Overall, Liv-ex’s Fine Wine 100 Index is up 7.1 percent this year in pounds sterling, although in dollars it’s down 4.3 percent.

However, bleak global economic prospects are beginning to sour sentiment in the fine wine sector. Burgundy prices fell 0.9 percent last month and Champagne prices fell 2.5 percent, while the ratio of buyers to sellers in both brands has fallen sharply this year, according to Liv-ex.

Justin Gibbs, co-founder of Liv-ex, pointed to the technology and cryptocurrency sectors, where the destruction of wealth in 2022 after years of huge gains is starting to hurt demand.

“We are seeing a decline in demand and supply starting to grow,” he said. “At the end of the bubble, prices really go up as people scramble to invest. This is what it looks like.”

A worker carries a wicker basket full of grapes while harvesting a Burgundy grape vine at the Corton Charlemagne vineyard, in Bernan-Vergilles.
A worker carries a wicker basket full of grapes while harvesting a Burgundy vine © Philippe Desmazes / AFP / Getty Images

Some industry insiders, such as Cru Wine’s Swartberg, think easing China’s strict no-Covid policy could revive demand from Asia.
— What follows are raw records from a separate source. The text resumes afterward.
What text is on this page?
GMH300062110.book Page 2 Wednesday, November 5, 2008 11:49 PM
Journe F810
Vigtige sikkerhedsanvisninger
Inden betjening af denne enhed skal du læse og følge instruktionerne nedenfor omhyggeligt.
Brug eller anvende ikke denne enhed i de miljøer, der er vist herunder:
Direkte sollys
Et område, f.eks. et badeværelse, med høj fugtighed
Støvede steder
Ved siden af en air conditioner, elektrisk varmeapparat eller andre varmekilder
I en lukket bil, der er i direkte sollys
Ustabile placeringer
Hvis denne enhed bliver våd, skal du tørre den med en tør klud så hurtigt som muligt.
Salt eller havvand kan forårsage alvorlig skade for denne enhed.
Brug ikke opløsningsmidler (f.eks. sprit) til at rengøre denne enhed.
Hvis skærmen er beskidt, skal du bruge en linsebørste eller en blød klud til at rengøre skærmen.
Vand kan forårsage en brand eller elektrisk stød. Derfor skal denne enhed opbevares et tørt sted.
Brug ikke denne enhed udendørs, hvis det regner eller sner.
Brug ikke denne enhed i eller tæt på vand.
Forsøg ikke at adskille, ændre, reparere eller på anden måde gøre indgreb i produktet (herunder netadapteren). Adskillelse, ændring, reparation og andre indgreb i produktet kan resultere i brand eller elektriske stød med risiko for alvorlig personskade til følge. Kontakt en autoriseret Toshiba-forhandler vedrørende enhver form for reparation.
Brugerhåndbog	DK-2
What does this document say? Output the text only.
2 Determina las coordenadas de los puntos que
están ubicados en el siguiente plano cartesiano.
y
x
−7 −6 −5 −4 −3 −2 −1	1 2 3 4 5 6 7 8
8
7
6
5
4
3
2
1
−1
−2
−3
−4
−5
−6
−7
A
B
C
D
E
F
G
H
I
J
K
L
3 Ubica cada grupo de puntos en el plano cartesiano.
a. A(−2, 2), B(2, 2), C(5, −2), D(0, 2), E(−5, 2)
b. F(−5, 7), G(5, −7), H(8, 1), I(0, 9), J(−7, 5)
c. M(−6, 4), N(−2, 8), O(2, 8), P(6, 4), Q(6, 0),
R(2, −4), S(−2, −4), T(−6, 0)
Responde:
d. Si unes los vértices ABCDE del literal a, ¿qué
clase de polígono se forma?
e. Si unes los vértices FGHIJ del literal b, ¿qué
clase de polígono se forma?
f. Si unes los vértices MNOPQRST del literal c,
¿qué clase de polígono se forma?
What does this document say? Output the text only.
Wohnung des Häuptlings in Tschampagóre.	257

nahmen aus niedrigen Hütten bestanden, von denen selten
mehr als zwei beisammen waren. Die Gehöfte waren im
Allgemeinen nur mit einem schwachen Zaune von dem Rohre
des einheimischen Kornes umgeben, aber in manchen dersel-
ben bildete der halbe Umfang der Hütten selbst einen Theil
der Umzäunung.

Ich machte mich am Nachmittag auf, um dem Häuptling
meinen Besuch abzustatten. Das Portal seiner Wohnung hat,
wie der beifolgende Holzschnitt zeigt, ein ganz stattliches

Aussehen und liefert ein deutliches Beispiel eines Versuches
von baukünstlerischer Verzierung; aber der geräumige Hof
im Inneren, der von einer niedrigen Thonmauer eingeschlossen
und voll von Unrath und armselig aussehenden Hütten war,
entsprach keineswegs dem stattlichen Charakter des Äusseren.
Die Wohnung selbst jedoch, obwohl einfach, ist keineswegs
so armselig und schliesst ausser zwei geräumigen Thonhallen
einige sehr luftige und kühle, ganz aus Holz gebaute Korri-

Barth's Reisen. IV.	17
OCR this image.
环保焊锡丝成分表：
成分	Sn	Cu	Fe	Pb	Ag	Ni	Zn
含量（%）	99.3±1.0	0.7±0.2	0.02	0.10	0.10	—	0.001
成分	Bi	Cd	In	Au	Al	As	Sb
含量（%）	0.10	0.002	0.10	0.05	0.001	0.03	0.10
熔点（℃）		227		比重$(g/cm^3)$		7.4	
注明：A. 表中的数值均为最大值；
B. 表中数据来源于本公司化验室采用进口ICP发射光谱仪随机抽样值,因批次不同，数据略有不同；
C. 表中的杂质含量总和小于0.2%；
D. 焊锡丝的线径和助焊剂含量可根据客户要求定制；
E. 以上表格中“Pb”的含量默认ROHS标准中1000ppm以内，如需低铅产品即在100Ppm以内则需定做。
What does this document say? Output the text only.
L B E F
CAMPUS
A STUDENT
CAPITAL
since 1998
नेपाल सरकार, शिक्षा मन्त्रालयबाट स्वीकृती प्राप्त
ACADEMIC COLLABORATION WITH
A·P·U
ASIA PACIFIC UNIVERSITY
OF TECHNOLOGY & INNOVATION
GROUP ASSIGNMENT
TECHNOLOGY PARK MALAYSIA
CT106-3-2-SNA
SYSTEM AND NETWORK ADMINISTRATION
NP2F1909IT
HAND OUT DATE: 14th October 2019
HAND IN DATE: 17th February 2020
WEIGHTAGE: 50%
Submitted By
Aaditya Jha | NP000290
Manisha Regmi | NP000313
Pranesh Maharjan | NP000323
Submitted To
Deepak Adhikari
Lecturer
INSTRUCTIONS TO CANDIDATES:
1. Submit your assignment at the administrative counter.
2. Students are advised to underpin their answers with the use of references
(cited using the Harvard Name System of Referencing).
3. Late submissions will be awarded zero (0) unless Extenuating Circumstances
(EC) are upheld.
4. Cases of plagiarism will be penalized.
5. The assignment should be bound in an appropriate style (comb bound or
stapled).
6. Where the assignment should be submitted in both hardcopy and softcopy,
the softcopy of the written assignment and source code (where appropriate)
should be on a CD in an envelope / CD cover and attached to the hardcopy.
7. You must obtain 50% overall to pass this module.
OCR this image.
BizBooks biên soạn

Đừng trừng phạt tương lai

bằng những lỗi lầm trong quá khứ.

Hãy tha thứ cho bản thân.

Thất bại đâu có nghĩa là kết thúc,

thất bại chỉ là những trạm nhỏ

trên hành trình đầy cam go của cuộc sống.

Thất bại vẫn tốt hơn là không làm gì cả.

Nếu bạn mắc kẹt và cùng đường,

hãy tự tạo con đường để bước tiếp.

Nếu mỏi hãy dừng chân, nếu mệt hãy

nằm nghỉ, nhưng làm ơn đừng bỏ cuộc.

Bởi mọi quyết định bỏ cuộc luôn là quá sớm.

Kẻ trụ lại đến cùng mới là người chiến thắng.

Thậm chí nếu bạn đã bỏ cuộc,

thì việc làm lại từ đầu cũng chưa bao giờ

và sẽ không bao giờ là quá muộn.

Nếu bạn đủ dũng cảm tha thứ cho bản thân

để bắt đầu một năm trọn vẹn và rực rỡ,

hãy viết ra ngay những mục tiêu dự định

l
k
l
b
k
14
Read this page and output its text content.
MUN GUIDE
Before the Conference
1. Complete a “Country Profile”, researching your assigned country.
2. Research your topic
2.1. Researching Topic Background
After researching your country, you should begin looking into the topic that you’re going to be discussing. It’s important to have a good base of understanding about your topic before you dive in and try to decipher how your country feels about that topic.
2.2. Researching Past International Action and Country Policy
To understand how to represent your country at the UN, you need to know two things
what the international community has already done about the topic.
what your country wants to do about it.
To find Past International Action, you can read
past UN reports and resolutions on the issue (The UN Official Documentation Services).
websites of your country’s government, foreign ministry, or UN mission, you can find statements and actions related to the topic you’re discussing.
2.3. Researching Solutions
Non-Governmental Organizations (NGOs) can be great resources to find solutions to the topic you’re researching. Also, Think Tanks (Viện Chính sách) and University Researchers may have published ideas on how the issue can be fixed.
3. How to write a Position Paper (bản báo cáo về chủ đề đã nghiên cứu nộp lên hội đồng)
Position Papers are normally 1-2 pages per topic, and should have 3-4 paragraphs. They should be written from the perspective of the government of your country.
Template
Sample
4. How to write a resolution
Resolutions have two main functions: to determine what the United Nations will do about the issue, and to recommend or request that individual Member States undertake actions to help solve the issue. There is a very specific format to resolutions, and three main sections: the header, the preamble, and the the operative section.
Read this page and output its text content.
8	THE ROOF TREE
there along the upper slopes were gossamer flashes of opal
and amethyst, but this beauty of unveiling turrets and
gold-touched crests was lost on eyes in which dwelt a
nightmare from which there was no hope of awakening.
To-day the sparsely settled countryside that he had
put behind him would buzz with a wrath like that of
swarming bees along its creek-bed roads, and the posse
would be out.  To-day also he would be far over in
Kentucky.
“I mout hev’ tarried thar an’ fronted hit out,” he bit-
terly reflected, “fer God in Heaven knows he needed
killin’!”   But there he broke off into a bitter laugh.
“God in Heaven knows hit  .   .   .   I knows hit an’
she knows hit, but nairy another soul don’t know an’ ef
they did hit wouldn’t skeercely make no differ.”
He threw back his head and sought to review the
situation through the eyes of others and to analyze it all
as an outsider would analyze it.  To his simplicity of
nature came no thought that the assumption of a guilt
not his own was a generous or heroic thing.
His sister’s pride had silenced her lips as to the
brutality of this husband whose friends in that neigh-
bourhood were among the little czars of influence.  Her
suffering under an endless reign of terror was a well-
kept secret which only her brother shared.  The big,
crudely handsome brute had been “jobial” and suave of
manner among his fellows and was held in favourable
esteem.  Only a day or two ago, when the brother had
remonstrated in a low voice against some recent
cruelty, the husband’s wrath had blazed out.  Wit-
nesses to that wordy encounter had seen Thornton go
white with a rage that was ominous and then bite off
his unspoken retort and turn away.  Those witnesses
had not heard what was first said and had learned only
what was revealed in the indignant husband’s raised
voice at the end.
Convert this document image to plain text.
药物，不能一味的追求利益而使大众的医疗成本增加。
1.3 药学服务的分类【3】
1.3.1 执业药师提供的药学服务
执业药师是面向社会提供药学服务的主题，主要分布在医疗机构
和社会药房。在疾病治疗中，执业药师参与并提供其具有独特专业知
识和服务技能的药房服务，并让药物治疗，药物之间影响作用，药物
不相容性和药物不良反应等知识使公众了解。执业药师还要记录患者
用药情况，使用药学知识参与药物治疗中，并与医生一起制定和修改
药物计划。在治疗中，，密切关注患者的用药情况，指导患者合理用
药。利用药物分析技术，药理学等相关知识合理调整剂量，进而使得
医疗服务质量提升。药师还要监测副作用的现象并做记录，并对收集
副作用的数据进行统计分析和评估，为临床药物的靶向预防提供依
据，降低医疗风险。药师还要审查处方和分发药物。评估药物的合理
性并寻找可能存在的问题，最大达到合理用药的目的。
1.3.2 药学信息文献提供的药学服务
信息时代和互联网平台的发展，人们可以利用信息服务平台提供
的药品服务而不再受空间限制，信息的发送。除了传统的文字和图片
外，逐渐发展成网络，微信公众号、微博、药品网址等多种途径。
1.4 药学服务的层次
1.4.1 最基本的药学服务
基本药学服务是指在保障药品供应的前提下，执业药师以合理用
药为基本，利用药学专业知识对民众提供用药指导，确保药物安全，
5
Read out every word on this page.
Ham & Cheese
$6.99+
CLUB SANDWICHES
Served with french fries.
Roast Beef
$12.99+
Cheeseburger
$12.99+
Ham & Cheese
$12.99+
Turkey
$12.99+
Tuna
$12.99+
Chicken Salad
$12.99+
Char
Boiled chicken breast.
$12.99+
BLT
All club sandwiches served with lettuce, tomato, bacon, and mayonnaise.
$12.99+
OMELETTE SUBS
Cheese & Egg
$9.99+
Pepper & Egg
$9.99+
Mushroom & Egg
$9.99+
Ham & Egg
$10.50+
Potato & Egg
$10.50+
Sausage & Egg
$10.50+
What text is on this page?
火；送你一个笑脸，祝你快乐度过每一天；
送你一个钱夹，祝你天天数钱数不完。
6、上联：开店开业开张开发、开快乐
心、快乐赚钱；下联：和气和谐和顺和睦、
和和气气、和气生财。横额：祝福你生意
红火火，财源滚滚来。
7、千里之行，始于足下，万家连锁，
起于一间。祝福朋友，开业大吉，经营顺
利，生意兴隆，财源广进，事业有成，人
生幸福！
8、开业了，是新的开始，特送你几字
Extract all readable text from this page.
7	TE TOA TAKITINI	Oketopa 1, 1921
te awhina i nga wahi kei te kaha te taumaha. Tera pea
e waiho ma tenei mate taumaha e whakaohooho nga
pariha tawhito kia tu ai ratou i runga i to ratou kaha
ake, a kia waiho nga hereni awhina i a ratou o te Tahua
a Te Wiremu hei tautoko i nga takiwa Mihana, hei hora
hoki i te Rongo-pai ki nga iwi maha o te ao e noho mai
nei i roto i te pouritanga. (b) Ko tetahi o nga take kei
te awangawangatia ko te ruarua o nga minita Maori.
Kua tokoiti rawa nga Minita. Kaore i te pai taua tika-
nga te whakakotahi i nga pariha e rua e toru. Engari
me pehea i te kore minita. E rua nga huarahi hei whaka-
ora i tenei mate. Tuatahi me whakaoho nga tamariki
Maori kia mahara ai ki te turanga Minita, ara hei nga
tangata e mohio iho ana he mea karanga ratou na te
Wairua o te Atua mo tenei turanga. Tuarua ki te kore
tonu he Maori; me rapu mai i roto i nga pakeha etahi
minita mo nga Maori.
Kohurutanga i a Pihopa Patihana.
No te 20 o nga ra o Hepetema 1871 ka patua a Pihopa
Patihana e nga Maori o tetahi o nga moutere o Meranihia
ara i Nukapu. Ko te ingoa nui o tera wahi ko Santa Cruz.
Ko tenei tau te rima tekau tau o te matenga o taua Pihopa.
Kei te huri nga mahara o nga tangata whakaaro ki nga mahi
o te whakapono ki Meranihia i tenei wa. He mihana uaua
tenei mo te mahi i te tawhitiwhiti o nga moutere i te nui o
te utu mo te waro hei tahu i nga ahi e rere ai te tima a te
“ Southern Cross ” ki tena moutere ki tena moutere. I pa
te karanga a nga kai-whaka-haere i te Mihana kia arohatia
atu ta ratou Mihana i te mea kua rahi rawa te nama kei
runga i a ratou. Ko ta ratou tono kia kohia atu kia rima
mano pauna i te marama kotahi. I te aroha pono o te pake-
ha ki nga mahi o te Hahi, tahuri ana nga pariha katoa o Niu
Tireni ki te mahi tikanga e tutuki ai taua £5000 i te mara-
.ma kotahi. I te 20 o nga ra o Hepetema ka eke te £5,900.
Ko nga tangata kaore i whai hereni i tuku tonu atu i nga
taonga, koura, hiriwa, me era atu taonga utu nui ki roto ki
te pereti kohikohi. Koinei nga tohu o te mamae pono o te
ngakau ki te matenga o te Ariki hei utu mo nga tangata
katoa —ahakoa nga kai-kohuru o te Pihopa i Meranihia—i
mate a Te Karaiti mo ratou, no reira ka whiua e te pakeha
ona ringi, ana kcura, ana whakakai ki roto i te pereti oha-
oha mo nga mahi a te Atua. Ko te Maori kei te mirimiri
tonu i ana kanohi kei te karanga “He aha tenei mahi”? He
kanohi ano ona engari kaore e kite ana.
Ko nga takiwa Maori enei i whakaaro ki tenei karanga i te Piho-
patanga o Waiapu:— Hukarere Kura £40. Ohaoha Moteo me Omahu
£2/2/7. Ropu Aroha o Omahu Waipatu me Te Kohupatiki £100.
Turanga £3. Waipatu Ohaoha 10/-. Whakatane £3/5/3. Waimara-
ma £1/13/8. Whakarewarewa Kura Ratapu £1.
If that happens, Bordeaux could be one of the winners, said Matthew O’Connell, head of investment at Bordeaux Index, as its relative value should be comparable to the higher-end bottles of Burgundy and Champagne from Chinese buyers.

“Looked at from an investment angle, of course it makes sense to buy the best Bordeaux,” says Paulo Pong of Altaya Wines in Hong Kong. But he notes that the lighter, elegant flavors of top burgundy have certainly caught the imagination of his Chinese customers.

However, many in the industry acknowledge that the fine wine boom may be coming to an end.

said Tom Gring, who was previously a finalist on the British version of the Apprentice He is now CEO of a £300m asset investment firm, Calt Wine Investments. This year, his customers have benefited by buying wines like Egly-Ouriet’s Brut Millesime Grand Cru 2012, a “farmhouse Champagne” whose value is up nearly 260 percent.

“We’ve had two years of outperformance. It would make sense for the wine market to slow down.